JFK: The murder that just won’t go away

President Trump could play a role in further revelations

By Phil Riske | Senior Reporter/Writer

 was born few short months after the Japanese assassinated Pearl Harbor. But I am much more a child of the 60s. The decade was my most memorable and a large influence on what I am today.

A classmate was a POW in Vietnam

JFK.

RFK.

MLK.

I think I’ve read most books and watched most documentaries on the assassination of President John Kennedy. Only this week I watched two new Netflix docs on the 1963 murder in Texas.

Until this morning, I’ve always believed Lee Harvey Oswald alone killed JFK, and there was no conspiracy involved in the historic event. After reading How the CIA came to doubt the official story of JFK’s murder in POLITICO, however, I’m opening my mind slighty on conspiracy. (Previously secret CIA and FBI documents were unsealed last week by the National Archives.)
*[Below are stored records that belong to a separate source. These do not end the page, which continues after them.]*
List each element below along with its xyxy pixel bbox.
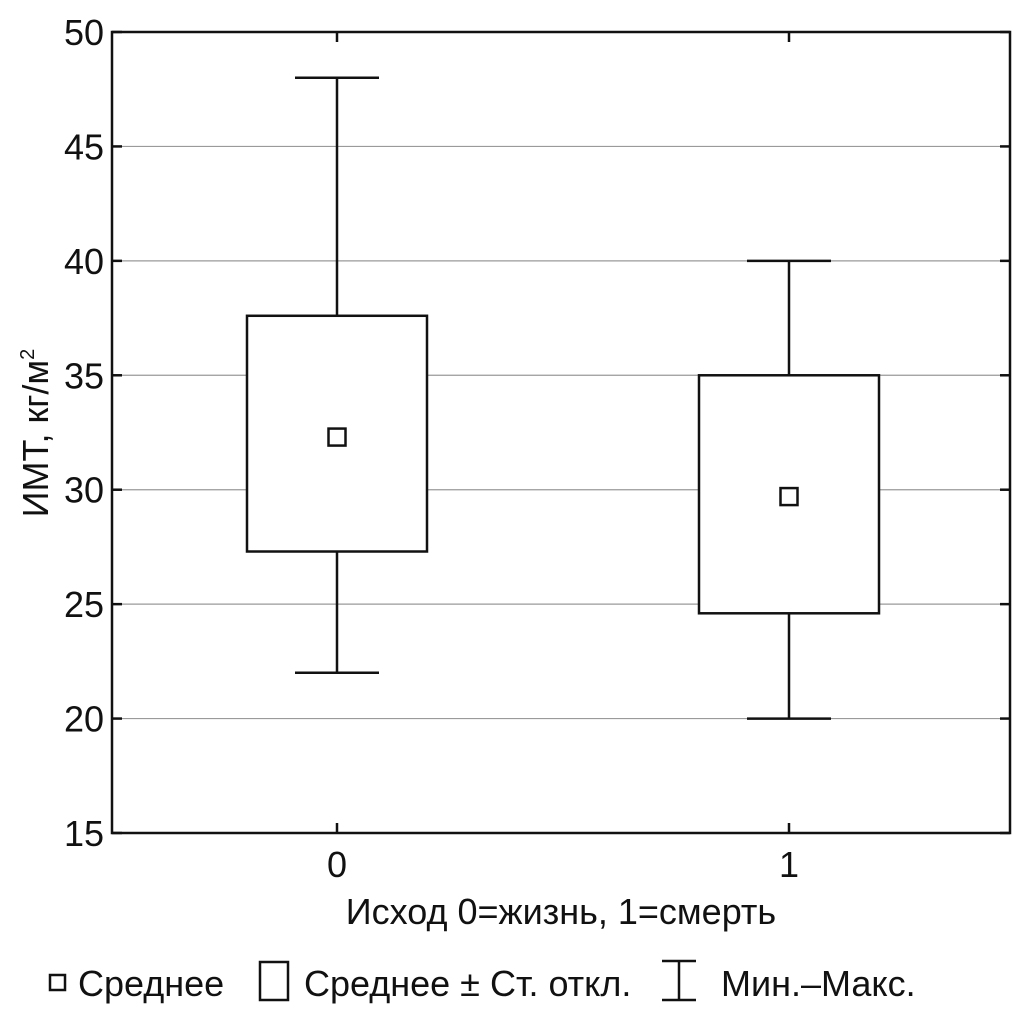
y-axis-title-superscript: 2 (17, 349, 39, 360)
y-axis-title: ИМТ, кг/м2 (15, 349, 56, 518)
y-tick-label: 20 (64, 699, 104, 740)
x-tick-label: 1 (779, 844, 799, 885)
legend: Среднее Среднее ± Ст. откл. Мин.–Макс. (48, 959, 916, 1004)
legend-minmax-label: Мин.–Макс. (721, 963, 916, 1004)
plot-frame (110, 30, 1012, 835)
mean-marker (327, 427, 347, 447)
mean-marker (779, 486, 799, 507)
y-tick-label: 50 (64, 12, 104, 53)
legend-mean-icon (48, 973, 67, 992)
y-tick-label: 25 (64, 584, 104, 625)
box-group-0 (245, 76, 429, 675)
x-tick-label: 0 (327, 844, 347, 885)
y-tick-label: 30 (64, 470, 104, 511)
legend-sd-label: Среднее ± Ст. откл. (304, 963, 631, 1004)
y-axis-title-text: ИМТ, кг/м (15, 360, 56, 518)
y-tick-label: 35 (64, 355, 104, 396)
axis-ticks (112, 30, 1010, 835)
y-tick-label: 15 (64, 813, 104, 854)
y-tick-label: 45 (64, 126, 104, 167)
x-axis-title: Исход 0=жизнь, 1=смерть (346, 891, 776, 932)
legend-sd-icon (258, 960, 290, 1002)
tick-labels: 15 20 25 30 35 40 45 50 0 1 (64, 12, 799, 885)
legend-mean-label: Среднее (78, 963, 224, 1004)
y-tick-label: 40 (64, 241, 104, 282)
plot-marks (245, 76, 881, 720)
legend-minmax-icon (662, 959, 696, 1002)
box-group-1 (697, 259, 881, 720)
Here’s a key portion of the article:

“The CIA documents also offer tantalizing speculation about the chain of events in late 1963 that explained Oswald’s motives for killing Kennedy, which have previously never been established with certainty—how he may have become enraged after reading a detailed article in his hometown newspaper in New Orleans in September suggesting that his hero Castro had been targeted for assassination by the Kennedy administration. “According to that theory, Oswald, who had rifle training in the Marine Corps, then set out to seek vengeance on Castro’s behalf—to kill Kennedy before the American president managed to kill the Cuban leader.

“If that proved true, it would have raised a terrible question for the CIA: Was it possible that JFK’s assassination was, directly or indirectly, blowback for the spy agency’s plots to kill Castro? It would eventually be acknowledged the CIA had, in fact, repeatedly tried to assassinate Castro, sometimes in collusion with the Mafia, throughout Kennedy’s presidency.”

While the POLITICO article and the government documents don’t reveal anything that would confirm a conspiracy, they do provide new information that could, if you wanted, argue Oswald’s anger could have had an accomplice.

The National Archives is required to unseal a final batch of about 3,100 never-before-seen JFK-assassination files by October, assuming the move is not blocked by President Donald Trump. Under the 1992 Kennedy Assassination Records Collection Act, the president is the only person empowered to stop the release, POLITICO reports.